Acht Stationen umfasste Mehners Vortrag: Beleben der Stadt, Kinder, Jugendliche und Sportstätten, Aufenthaltsqualität, Verkehr und Infrastruktur, Energie- und Nachhaltigkeit, Wohnen, Gewerbe und Tourismus, Soziales. Er rekurrierte auf die vielfältigen Angebote nach Corona wie die Rosentage, die Reihe "Stadt mit der besondere Note" oder "Vier Tage, vier Bands", auf den Ärger mit den Baufirmen beim Neubau an der Jahnschule, wo nun endlich die Turnhalle in Betrieb gehen kann, auf das Radwegekonzept und die Sanierung der Bairawieser Straße, auf die Wohnbauprojekte am Hintersberg, an der Königsdorfer Straße und künftig auch an der Arzbacher Straße, auf die Ansiedlung der Technologieparks "Tizio" der TU München.
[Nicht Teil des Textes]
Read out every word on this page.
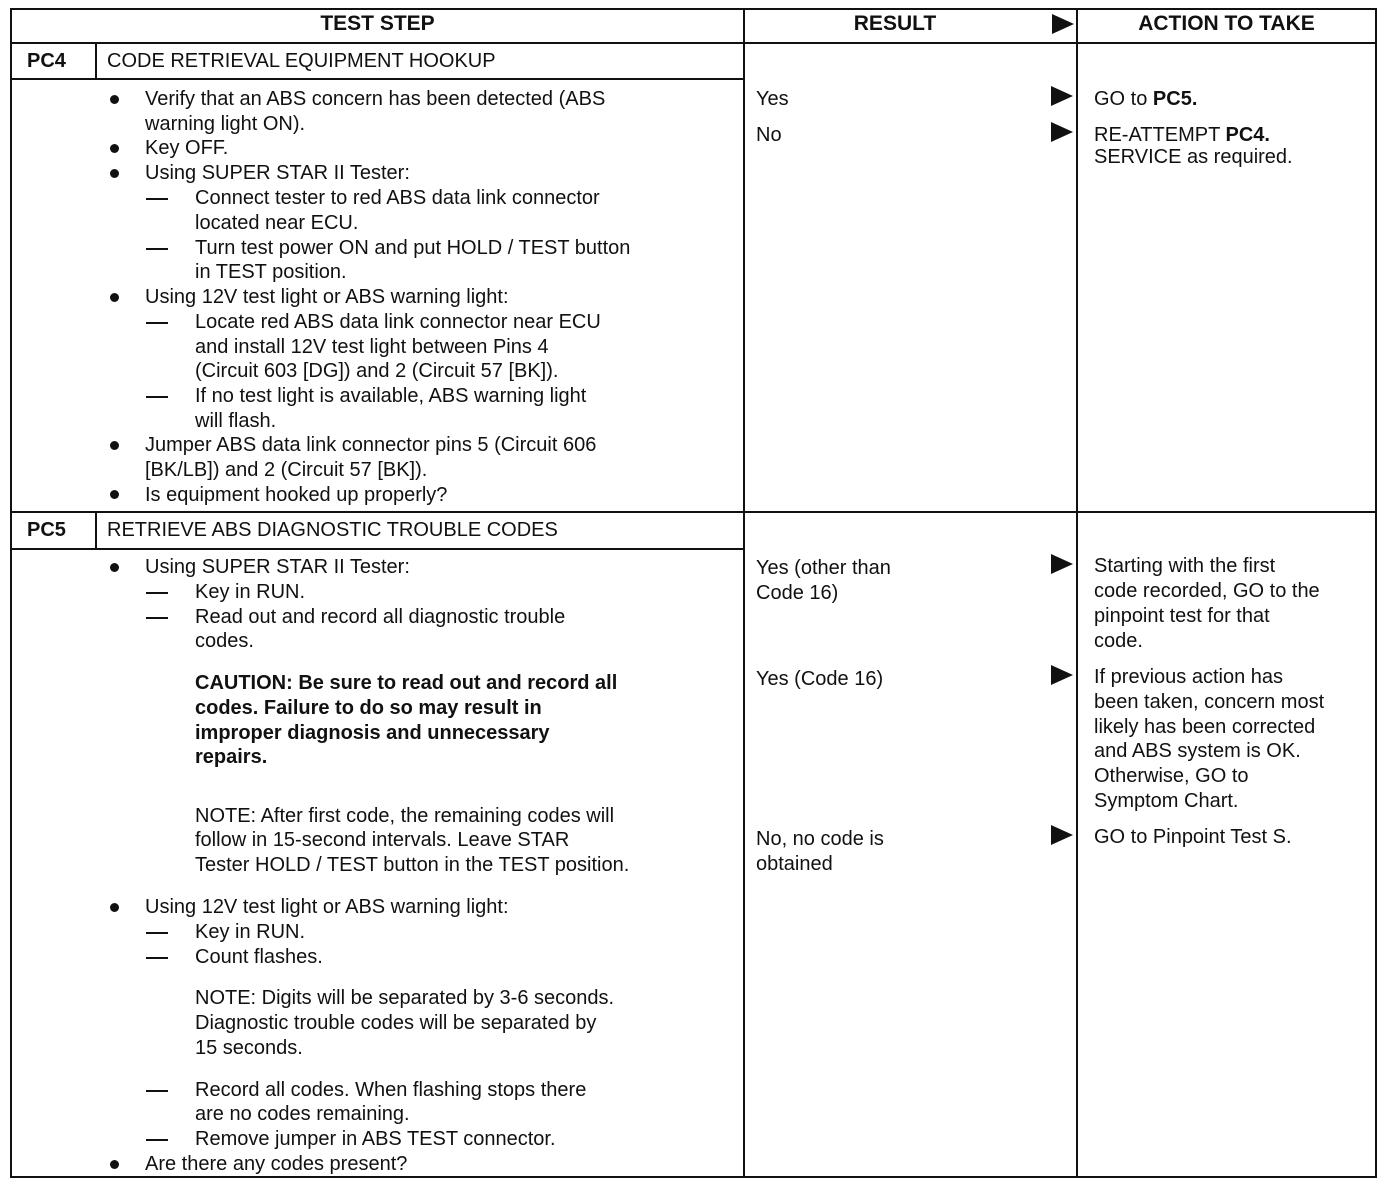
TEST STEP	RESULT	ACTION TO TAKE
PC4 CODE RETRIEVAL EQUIPMENT HOOKUP
Verify that an ABS concern has been detected (ABS
warning light ON).
Key OFF.
Using SUPER STAR II Tester:
Connect tester to red ABS data link connector
located near ECU.
Turn test power ON and put HOLD / TEST button
in TEST position.
Using 12V test light or ABS warning light:
Locate red ABS data link connector near ECU
and install 12V test light between Pins 4
(Circuit 603 [DG]) and 2 (Circuit 57 [BK]).
If no test light is available, ABS warning light
will flash.
Jumper ABS data link connector pins 5 (Circuit 606
[BK/LB]) and 2 (Circuit 57 [BK]).
Is equipment hooked up properly?
Yes
No
GO to PC5.
RE-ATTEMPT PC4.
SERVICE as required.
PC5 RETRIEVE ABS DIAGNOSTIC TROUBLE CODES
Using SUPER STAR II Tester:
Key in RUN.
Read out and record all diagnostic trouble
codes.
CAUTION: Be sure to read out and record all
codes. Failure to do so may result in
improper diagnosis and unnecessary
repairs.
NOTE: After first code, the remaining codes will
follow in 15-second intervals. Leave STAR
Tester HOLD / TEST button in the TEST position.
Using 12V test light or ABS warning light:
Key in RUN.
Count flashes.
NOTE: Digits will be separated by 3-6 seconds.
Diagnostic trouble codes will be separated by
15 seconds.
Record all codes. When flashing stops there
are no codes remaining.
Remove jumper in ABS TEST connector.
Are there any codes present?
Yes (other than
Code 16)
Yes (Code 16)
No, no code is
obtained
Starting with the first
code recorded, GO to the
pinpoint test for that
code.
If previous action has
been taken, concern most
likely has been corrected
and ABS system is OK.
Otherwise, GO to
Symptom Chart.
GO to Pinpoint Test S.
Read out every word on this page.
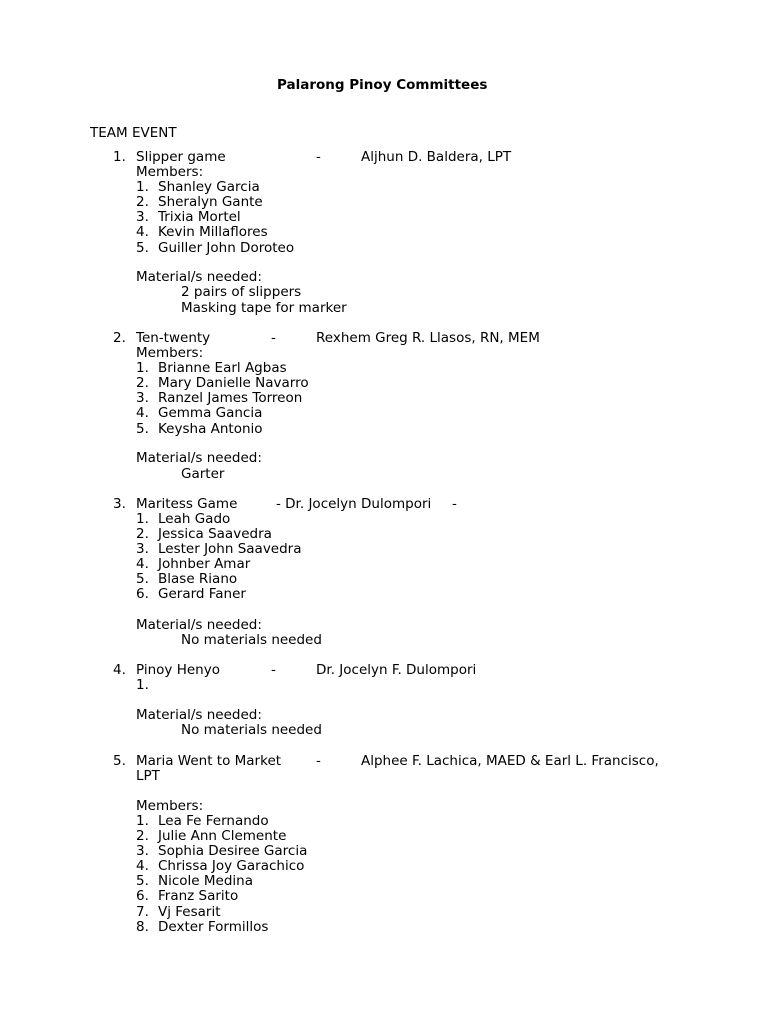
Palarong Pinoy Committees
TEAM EVENT
1. Slipper game	-	Aljhun D. Baldera, LPT
Members:
1. Shanley Garcia
2. Sheralyn Gante
3. Trixia Mortel
4. Kevin Millaflores
5. Guiller John Doroteo
Material/s needed:
2 pairs of slippers
Masking tape for marker
2. Ten-twenty	-	Rexhem Greg R. Llasos, RN, MEM
Members:
1. Brianne Earl Agbas
2. Mary Danielle Navarro
3. Ranzel James Torreon
4. Gemma Gancia
5. Keysha Antonio
Material/s needed:
Garter
3. Maritess Game	- Dr. Jocelyn Dulompori -
1. Leah Gado
2. Jessica Saavedra
3. Lester John Saavedra
4. Johnber Amar
5. Blase Riano
6. Gerard Faner
Material/s needed:
No materials needed
4. Pinoy Henyo	-	Dr. Jocelyn F. Dulompori
1.
Material/s needed:
No materials needed
5. Maria Went to Market	-	Alphee F. Lachica, MAED & Earl L. Francisco,
LPT
Members:
1. Lea Fe Fernando
2. Julie Ann Clemente
3. Sophia Desiree Garcia
4. Chrissa Joy Garachico
5. Nicole Medina
6. Franz Sarito
7. Vj Fesarit
8. Dexter Formillos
Und, und, und, und. Er könne nicht jedes Thema ansprechen, sagte Mehner. Probiert hat er es trotzdem.

Einen längeren Halt legte der Bürgermeister bei der Energieversorgung ein. Die große Stärke von Bad Tölz seien die Stadtwerke, die es zurzeit noch schafften, die Energiepreise stabil zu halten, sagte er. Dies gelte für Strom und Gas, bei Haushalts- und Gewerbekunden. Nur die höheren Abgaben, die der Staat festlege, würden weitergereicht. Der Grund sei der langfristige Einkauf der Stadtwerke. Dies gelte allerdings nicht für Großkunden wie die Gastronomie, wo die Verträge nur ein bis drei Jahre laufen.

Wegen dem Bau von Wohnungen für sozial Schwache und dem neuen Heizwerk am Feuerwehrhaus fragte Jürgen Reif nach. (Foto: Harry Wolfsbauer)

Energie bekommt Bad Tölz durch das Isarkraftwerk und die Freiflächen-Photovoltaikanlage in Farchet. Mehner zufolge investiert die Stadt jedes Jahr eine siebenstellige Summe in den Ausbau des Nahwärmenetzes, 2022 an der Jahnschule und der Hindenburgstraße. Zudem ist ein neues Heizwerk am Feuerwehrhaus geplant. Jürgen Reif wollte in der Bürgerversammlung wissen, wann der Baubeginn und wie hoch die Leistung des Kraftwerks sei. Dazu konnte Mehner keine genauen Angaben machen. Noch laufe das Genehmigungsverfahren. Ziel sei es, 2023 mit dem Bau zu beginnen, sagte er. Fabian Wilhelm regte an, privates Kapital für solche Projekte zu akquirieren, etwa für einen Solarpark. "Im Sinne einer Bürgerbeteiligung", sagte er. Die Antwort des Bürgermeisters: "Die Stadtwerke sind zu 100 Prozent Bürgerbeteiligung."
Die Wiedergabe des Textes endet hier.